Ultimate pfSense OpenVPN Guide

[Pri]

Hello everyone. A few years ago I wrote on here that I built a pfSense router and since then I've been learning more about it and trying to come up with more advanced usage scenarios for it. And combined with that due to all the anti-privacy legislation being passed around the world including in my own country I decided to subscribe to a VPN service.

So I thought I would combine the two, instead of running OpenVPN on each individual device I own I decided to set it up on pfSense but for anyone that has done this you may run into some issues. Two main ones specifically.

1. Not all websites allow VPN use (Netflix, BBC iPlayer, private Bittorrent communities etc)
2. You may not be able to saturate your internet line with your VPN due to throttling and internet peering issues.

So I set out to make a guide which solves both of these issues and shows you how to get OpenVPN setup properly while maintaining both your privacy and convenience. With the guide I've made you will be able to do the following things:

1. Max out your internet speed over OpenVPN by distributing your load across multiple OpenVPN gateways simultaneously and transparently (without any special software or equipment, just pfSense!)
2. Completely protect yourself against IP leaks caused by either VPN's going down suddenly or DNS requests.
3. Setup domain based bypasses to the VPN so you can access BBC iPlayer, Netflix and any other domain without turning your VPN off.
4. Specify only the computers on your network that should be using the VPN so Cable/Satellite boxes that need to interface with your ISP's network directly are not funnelled through your VPN.

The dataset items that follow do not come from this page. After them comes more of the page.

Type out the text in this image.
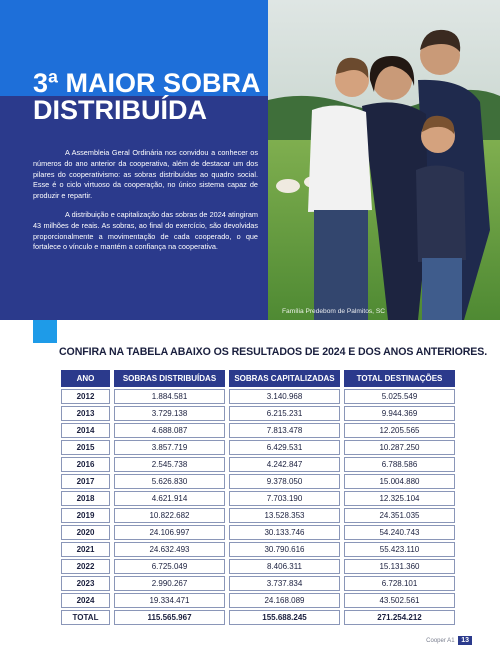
3ª MAIOR SOBRA
DISTRIBUÍDA

A Assembleia Geral Ordinária nos convidou a conhecer os números do ano anterior da cooperativa, além de destacar um dos pilares do cooperativismo: as sobras distribuídas ao quadro social. Esse é o ciclo virtuoso da cooperação, no único sistema capaz de produzir e repartir.

A distribuição e capitalização das sobras de 2024 atingiram 43 milhões de reais. As sobras, ao final do exercício, são devolvidas proporcionalmente a movimentação de cada cooperado, o que fortalece o vínculo e mantém a confiança na cooperativa.

Família Predebom de Palmitos, SC
CONFIRA NA TABELA ABAIXO OS RESULTADOS DE 2024 E DOS ANOS ANTERIORES.
ANO	SOBRAS DISTRIBUÍDAS	SOBRAS CAPITALIZADAS	TOTAL DESTINAÇÕES
2012	1.884.581	3.140.968	5.025.549
2013	3.729.138	6.215.231	9.944.369
2014	4.688.087	7.813.478	12.205.565
2015	3.857.719	6.429.531	10.287.250
2016	2.545.738	4.242.847	6.788.586
2017	5.626.830	9.378.050	15.004.880
2018	4.621.914	7.703.190	12.325.104
2019	10.822.682	13.528.353	24.351.035
2020	24.106.997	30.133.746	54.240.743
2021	24.632.493	30.790.616	55.423.110
2022	6.725.049	8.406.311	15.131.360
2023	2.990.267	3.737.834	6.728.101
2024	19.334.471	24.168.089	43.502.561
TOTAL	115.565.967	155.688.245	271.254.212
Cooper A1 13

Now the guide is pretty big, but I have done my best to break it down into consumable chunks with lots of images and descriptions that explain things as simple as possible.

Here is the link to the guide: Ultimate pfSense OpenVPN Guide - Tech Help Guides

If you have any questions please feel free to post those in this thread and I will do my best to answer. The only things you need before you start this guide are an OpenVPN server either hosted by yourself or from a company you subscribe to and a pfSense router, no other equipment or software is needed.

 

[IamSpartacus]

Very interested in this. I'll read through this at some point today/tonight. Thanks for posting!

 

[IamSpartacus]

@Pri When configuring multiple OpenVPN clients to PIA I lose internet connectivity outbound from hosts on my LAN once I enable the second client. I assume I'm missing something. Any specific changes needed when configuring a second client to PIA?

 

[Pri]

Make sure the second client is using a different server to the first one. If you've done that and you also disabled the automatic routing it should work as intended. Let me know more if this isn't the issue you're having.

 

[IamSpartacus]

Make sure the second client is using a different server to the first one. If you've done that and you also disabled the automatic routing it should work as intended. Let me know more if this isn't the issue you're having.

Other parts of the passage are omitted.